Another driver of middle-income wage growth since 2000 is education. On average, bachelor’s degree holders earn more than double the income of high school dropouts, according to a 2024 report from the Brookings Institute. Professional degree holders earn 48% more.

Brookings also found that the share of people aged 25 years and over with a bachelor’s degree increased by about six percentage points since the mid-2000s.
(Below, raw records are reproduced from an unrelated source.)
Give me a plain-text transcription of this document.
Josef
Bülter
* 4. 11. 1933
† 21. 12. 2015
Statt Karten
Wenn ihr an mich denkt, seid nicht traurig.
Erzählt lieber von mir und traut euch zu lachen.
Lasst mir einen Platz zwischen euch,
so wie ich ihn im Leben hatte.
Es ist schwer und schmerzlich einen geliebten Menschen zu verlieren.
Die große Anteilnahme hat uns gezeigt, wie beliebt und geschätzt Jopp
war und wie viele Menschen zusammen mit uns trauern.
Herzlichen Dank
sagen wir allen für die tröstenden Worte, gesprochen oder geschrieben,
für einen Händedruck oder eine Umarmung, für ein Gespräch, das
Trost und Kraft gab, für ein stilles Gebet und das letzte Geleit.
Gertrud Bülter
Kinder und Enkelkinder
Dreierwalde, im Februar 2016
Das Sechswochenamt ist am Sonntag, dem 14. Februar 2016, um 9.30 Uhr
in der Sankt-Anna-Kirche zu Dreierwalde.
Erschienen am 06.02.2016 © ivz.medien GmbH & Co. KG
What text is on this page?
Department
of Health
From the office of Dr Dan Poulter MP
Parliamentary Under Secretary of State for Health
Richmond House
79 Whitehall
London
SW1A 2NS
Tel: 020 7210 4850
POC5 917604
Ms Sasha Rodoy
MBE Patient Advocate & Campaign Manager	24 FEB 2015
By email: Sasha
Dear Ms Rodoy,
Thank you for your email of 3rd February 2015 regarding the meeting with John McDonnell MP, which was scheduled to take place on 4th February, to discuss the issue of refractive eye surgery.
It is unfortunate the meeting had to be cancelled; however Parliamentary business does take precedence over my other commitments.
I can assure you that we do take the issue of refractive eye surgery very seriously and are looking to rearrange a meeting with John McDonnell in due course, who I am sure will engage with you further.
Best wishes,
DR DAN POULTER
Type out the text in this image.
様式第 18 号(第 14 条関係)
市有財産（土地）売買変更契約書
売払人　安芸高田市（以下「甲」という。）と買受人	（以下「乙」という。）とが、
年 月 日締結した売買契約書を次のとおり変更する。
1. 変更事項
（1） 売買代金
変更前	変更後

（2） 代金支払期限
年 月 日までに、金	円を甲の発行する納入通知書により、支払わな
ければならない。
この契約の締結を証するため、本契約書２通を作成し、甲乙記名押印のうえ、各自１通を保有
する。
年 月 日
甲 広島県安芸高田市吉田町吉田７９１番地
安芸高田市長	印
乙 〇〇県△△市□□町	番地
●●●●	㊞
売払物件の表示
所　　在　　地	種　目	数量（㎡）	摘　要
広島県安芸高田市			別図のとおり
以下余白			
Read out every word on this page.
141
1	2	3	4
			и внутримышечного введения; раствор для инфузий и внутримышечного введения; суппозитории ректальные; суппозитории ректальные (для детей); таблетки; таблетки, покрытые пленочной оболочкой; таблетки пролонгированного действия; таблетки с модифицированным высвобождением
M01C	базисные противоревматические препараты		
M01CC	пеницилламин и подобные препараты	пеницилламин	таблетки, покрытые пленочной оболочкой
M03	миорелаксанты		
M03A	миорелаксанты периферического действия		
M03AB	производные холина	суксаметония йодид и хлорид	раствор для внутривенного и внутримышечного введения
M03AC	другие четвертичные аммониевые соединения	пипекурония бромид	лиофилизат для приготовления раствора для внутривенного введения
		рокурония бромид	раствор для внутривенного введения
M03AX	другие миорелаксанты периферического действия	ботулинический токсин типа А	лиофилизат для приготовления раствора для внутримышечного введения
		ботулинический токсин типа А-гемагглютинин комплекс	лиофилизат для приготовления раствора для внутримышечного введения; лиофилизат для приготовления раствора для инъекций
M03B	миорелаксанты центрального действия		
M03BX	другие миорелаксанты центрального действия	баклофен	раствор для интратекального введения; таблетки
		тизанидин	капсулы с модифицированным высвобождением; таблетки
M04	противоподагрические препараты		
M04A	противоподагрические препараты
Most middle-class Americans benefit from the financial boost that comes with a college degree. As of 2022, more than half (52%) of Americans 25-and-older with at least a bachelor’s degree lived in middle-class households, according to the Pew Research Center.

Wage Growth vs. Inflation

Just because middle-class Americans earn much higher salaries now than in 2000 doesn’t necessarily mean they have more purchasing power. For that extra income to do any good, it needs to rise faster than the inflation rate.

The good news is, that’s generally been the case over the past couple of decades. Since 2006, average wages have outpaced inflation 71.3% of the time, according to an analysis from Virtual Capitalist.

On the downside, real wages rose only 11.9% from 2006 to 2025 despite a 78.7% nominal increase. Real wages took an especially big hit in 2022 and 2023, when the inflation rate soared to 40-year highs.